Rue du Commerce-Les visiteurs (5)
Simone Cros-Morea » vendredi 24 février 2023 17:27
Français
On frappa à la porte. Un homme de forte corpulence, vêtu d’une longue tunique en soie, entra et dit qu'il venait dans l'intention de s'instruire. Cela me parut curieux d'autant plus qu'il devait avoir la quarantaine et se disait commerçant. Puis, il précisa qu'il désirait surtout étudier les oeuvres du philosophe Zhuang Zi*, ajoutant qu'il jugeait inutile de s'attarder sur les écrits en langue moderne puisqu'il les comprenait à la seule lecture.
J'étais perplexe quant à la façon dont Lang Hua allait s'y prendre. "Pas de problèmes, je peux vous aider" répondit celui-ci.

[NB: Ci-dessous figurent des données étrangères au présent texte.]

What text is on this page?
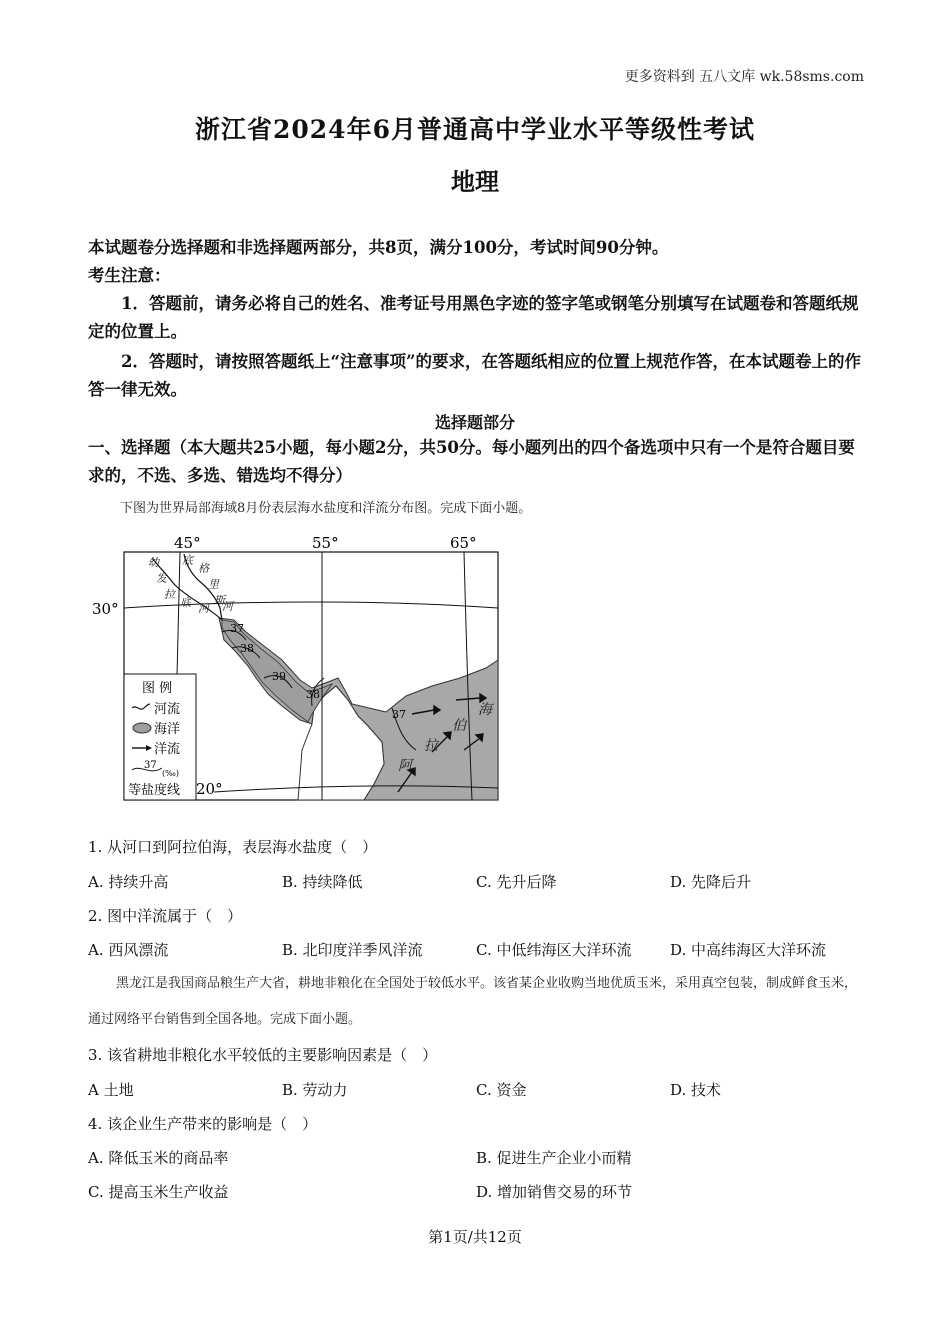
更多资料到 五八文库 wk.58sms.com
浙江省2024年6月普通高中学业水平等级性考试
地理
本试题卷分选择题和非选择题两部分，共8页，满分100分，考试时间90分钟。
考生注意：
1．答题前，请务必将自己的姓名、准考证号用黑色字迹的签字笔或钢笔分别填写在试题卷和答题纸规定的位置上。
2．答题时，请按照答题纸上“注意事项”的要求，在答题纸相应的位置上规范作答，在本试题卷上的作答一律无效。
选择题部分
一、选择题（本大题共25小题，每小题2分，共50分。每小题列出的四个备选项中只有一个是符合题目要求的，不选、多选、错选均不得分）
下图为世界局部海域8月份表层海水盐度和洋流分布图。完成下面小题。
37
38
39
38
37
45°	55°	65°
30°
20°
幼
发
拉
底 河
底
格
里
斯
河
阿
拉
伯
海
图 例
河流
海洋
洋流
37
(‰)
等盐度线
1. 从河口到阿拉伯海，表层海水盐度（　）
A. 持续升高	B. 持续降低	C. 先升后降	D. 先降后升
2. 图中洋流属于（　）
A. 西风漂流	B. 北印度洋季风洋流	C. 中低纬海区大洋环流	D. 中高纬海区大洋环流
黑龙江是我国商品粮生产大省，耕地非粮化在全国处于较低水平。该省某企业收购当地优质玉米，采用真空包装，制成鲜食玉米，通过网络平台销售到全国各地。完成下面小题。
3. 该省耕地非粮化水平较低的主要影响因素是（　）
A 土地	B. 劳动力	C. 资金	D. 技术
4. 该企业生产带来的影响是（　）
A. 降低玉米的商品率	B. 促进生产企业小而精
C. 提高玉米生产收益	D. 增加销售交易的环节
第1页/共12页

Le gros bonhomme proposa de rédiger un article par semaine que Lang Hua corrigerait ensuite. Ce dernier accepta; en fait, quand il s'agissait de gagner quelque argent, rien ne l'arrêtait!.
Un autre matin, je vis arriver un jeune. En attendant Lang Hua, absent à ce moment-là, il s'assit sur le lit. Il avait l'aspect d'un tuberculeux.
Tout en jetant un coup d'oeil sur les vieux journaux éparpillés sur le matelas, il me demanda :
"Pour le cours d'arts martiaux annoncé sur la porte, c'est bien cinq yuan par mois, n'est-ce pas ? Me serait-il possible d'avoir une petite réduction ?"
"Vous verrez avec le professeur" répondis-je.
Malgré ses bonnes manières, je devinais qu'il s'ennuyait un peu. Dix bonnes minutes ainsi passèrent. Pourquoi Lang Hua ne revenait-il pas ? Je commençais à me faire du souci à son sujet. Plus qu'un apport financier, ces cours prenaient la tournure d'un véritable commerce dont nous n'arriverions jamais à bout si les clients repartaient sans avoir obtenu satisfaction, me dis-je.
"Restez encore un peu, il ne va pas tarder."
Finalement, il ne put attendre plus longtemps. Juste avant de sortir, il s'expliqua :
"J'ai la tuberculose et travaille depuis un an au magasin Da Luoxin. En ce moment, je ne vais pas très bien et mon médecin m'a recommandé de faire de l'exercice. J'ai dépensé un argent fou en médicaments que je ne peux même plus avaler! Au moins de faire du sport me fortifiera. C'est en lisant votre annonce hier dans le journal que j'ai appris qu'ici on donnait des cours d'arts martiaux. Quand le monsieur reviendra, dites-lui que j'aimerais qu'il baisse un peu ses prix."
Voilà comment à partir de cette annonce, j'ai reçu la visite d'un homme désireux de guérir, d'un autre voulant connaître l'oeuvre de Zhuang Zi et d'un dernier disposé à apprendre sous l'égide d'un professeur à marcher le long des gouttières et à voler sur les toits à la manière des légendaires guerriers.
Ce jour-là encore, Lang Hua était absent. D'ailleurs l'homme était reparti sans avoir pris la peine de s'asseoir un instant. Il avait regardé le matelas de paille, la couverture roulée à la tête du lit d'où s'échappaient des bouts de coton gris aux endroits usagés que j'avais envisagé de couper sans en avoir eu le temps. Il a aussi jeté un coup d'oeil sur mes chaussures trouées. Sa canne et ses yeux lançaient des éclairs. Son opinion était faite : ce professeur n'était autre qu'un miséreux.
Zhuang Zi est un philosophe du IV siècle av. J.-C., célèbre, en particulier, pour la fable du Papillon où l'auteur s'interroge sur la place du rêve ou de la réalité dans notre existence.